I posted a link to the listing of GIS stuff in the Python Package index the other day and was reminded that there's not quite enough information there for people looking to match their requirements with software. Click through some of the links and you may find no distribution at all, or a dependency on some C library (that would be my work). The descriptions can also be a little vague, such as "Geospatial geometries, predicates, and operations". Click through the accompanying link to Shapely and you get a slightly more verbose description:
Shapely is a Python package for manipulation and analysis of 2D geospatial geometries. It is based on GEOS (http://geos.refractions.net). Shapely 1.0 is not concerned with data formats or coordinate reference systems. Responsibility for reading and writing data and projecting coordinates is left to other packages like WorldMill and pyproj. For more information, see:
- Shapely wiki
- Shapely manual
Shapely requires Python 2.4+.
That's a little more to go on, but assumes that you're already a GIS programmer. It's a terrible assumption to be making when you consider how wedded GIS programmers are to not-open source or not-Python platforms and how unlikely they are to be trying Shapely. The real audience is Python programmers coming from outside the GIS business and it doesn't explain to them at all why they'd want to use Shapely. That's something I'm going to remedy, starting with a little blog rambling.
Imagine a situation where you'd like to find or index a substring within another string. Is there "overlap" between the strings, and if so, what is it? Or maybe you'd like to replace certain characters in a string with others. Now imagine that you're compelled to load the text strings into a relational database to perform these operations because such string functions aren't available in any other context. No knock on the RDBMS, a tremendously useful thing, but that's a unacceptable situation.

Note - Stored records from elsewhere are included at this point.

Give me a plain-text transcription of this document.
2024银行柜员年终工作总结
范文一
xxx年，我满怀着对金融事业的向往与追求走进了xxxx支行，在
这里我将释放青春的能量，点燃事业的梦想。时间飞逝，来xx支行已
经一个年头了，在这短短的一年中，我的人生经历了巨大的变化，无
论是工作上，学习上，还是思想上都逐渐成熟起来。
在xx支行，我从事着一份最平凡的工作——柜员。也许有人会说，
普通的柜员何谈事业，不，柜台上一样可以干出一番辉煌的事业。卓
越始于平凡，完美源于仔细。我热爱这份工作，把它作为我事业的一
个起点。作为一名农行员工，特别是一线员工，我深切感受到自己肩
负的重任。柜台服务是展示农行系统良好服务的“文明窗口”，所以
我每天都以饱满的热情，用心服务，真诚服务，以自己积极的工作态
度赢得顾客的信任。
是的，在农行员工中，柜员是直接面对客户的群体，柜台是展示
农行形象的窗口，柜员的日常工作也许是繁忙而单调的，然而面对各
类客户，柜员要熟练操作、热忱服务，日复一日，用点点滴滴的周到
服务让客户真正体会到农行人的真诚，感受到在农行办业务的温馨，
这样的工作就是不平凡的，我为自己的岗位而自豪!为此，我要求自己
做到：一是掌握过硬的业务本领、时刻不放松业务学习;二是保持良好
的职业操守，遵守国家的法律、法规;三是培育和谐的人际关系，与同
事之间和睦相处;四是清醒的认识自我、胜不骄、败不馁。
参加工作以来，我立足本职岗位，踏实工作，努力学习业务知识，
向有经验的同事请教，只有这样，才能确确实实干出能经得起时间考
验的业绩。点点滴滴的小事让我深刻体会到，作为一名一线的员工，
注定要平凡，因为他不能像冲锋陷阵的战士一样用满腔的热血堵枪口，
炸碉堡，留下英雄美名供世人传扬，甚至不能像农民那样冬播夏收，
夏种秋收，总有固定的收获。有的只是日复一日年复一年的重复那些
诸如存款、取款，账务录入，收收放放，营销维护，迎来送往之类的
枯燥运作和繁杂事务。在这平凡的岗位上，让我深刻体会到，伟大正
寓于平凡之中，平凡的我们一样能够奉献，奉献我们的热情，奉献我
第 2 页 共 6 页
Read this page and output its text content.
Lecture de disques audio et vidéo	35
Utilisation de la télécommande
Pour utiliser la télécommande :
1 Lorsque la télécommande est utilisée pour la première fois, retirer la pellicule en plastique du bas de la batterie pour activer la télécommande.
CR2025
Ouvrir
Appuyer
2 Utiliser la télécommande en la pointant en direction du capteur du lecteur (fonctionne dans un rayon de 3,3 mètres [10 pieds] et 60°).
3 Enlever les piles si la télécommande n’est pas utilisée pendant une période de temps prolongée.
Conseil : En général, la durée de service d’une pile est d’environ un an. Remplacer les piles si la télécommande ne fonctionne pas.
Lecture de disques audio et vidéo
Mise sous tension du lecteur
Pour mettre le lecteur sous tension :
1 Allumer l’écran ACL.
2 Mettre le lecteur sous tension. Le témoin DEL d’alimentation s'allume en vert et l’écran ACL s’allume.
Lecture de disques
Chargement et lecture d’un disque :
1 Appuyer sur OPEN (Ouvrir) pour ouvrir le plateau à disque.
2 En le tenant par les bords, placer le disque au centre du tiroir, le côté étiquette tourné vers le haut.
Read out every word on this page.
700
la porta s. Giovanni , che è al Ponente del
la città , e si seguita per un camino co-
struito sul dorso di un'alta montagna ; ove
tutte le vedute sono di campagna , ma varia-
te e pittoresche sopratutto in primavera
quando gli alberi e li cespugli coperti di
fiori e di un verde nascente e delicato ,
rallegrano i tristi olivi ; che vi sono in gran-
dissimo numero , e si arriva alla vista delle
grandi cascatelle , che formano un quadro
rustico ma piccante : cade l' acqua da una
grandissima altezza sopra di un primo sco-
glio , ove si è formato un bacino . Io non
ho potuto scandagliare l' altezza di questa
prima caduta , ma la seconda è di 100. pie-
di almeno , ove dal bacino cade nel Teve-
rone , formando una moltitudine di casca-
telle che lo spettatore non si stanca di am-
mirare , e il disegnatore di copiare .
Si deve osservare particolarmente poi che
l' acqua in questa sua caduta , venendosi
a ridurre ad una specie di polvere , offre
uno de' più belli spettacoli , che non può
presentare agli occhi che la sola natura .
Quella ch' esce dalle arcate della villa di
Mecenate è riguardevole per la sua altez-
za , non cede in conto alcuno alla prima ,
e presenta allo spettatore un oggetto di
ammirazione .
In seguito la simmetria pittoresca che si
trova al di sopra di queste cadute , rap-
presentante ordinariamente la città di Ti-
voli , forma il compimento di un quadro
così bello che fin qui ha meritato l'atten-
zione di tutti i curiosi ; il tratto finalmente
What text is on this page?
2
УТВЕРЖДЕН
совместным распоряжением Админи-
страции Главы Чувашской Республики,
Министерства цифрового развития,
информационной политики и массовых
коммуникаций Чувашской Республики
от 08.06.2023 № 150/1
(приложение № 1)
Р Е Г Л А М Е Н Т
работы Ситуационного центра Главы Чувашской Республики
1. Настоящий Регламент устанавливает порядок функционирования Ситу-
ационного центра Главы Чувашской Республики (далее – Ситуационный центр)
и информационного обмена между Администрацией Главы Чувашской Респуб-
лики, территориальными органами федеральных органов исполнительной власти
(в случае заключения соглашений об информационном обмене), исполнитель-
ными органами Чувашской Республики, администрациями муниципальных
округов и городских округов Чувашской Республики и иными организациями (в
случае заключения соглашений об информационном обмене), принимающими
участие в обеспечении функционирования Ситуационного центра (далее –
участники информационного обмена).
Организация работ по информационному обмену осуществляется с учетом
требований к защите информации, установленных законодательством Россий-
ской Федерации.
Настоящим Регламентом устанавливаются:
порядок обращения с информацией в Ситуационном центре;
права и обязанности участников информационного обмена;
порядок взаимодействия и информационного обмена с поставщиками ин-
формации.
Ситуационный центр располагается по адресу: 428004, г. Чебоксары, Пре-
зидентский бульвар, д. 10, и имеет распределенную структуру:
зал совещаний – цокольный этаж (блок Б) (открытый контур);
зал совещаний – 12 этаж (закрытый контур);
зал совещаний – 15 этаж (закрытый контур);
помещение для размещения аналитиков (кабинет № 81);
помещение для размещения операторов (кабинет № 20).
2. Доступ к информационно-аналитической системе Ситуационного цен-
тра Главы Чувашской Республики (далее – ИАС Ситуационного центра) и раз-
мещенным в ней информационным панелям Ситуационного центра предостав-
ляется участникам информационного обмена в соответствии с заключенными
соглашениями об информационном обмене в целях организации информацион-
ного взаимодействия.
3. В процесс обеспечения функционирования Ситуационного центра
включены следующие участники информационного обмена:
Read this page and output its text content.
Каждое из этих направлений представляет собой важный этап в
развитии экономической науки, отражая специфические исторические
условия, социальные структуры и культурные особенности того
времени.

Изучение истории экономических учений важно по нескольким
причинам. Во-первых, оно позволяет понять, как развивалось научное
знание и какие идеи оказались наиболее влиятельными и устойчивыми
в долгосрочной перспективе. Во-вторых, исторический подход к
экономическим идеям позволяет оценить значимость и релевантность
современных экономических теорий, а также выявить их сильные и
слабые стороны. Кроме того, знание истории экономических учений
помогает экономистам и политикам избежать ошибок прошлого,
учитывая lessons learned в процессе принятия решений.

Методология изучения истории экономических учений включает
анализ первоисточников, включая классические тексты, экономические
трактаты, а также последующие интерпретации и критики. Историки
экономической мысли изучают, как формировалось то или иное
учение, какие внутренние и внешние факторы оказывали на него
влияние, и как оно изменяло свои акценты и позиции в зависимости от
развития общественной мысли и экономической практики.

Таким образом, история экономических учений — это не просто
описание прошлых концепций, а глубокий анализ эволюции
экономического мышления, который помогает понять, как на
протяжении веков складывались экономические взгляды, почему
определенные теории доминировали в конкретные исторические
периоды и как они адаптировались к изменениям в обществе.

The premise of Shapely, or one of the premises, is that Python programmers should be able to perform PostGIS type geometry operations outside of an RDBMS. Another is that Python idioms trump GIS (or Java, in this case, since the GEOS library is derived from JTS, a Java project) idioms. Shapely, in a nutshell lets you do PostGIS-y stuff outside the context of a database using idiomatic Python. I've got a ways to go yet in explaining this because I've left you needing to know what PostGIS-y stuff is.
That's the theory, but are spatial operations outside of a RDBMS all that interesting in practice? They are to the GIS community: the OGC's Web Processing Service specification was written to standardize such practice, and I know a bunch of Python programmers that are gonzo for WPS. Myself, I'm -1 on the WPS standard, but +1 on spatially smart web intermediaries. This is one of the possible classes of Shapely applications.
My toy Mush is an example of a pipe-like app that uses Shapely. Feeds go in, feeds come out. Check out this map of intersecting regions around geo-referenced photos in a Flickr feed produced using Shapely. Look, Ma: no database.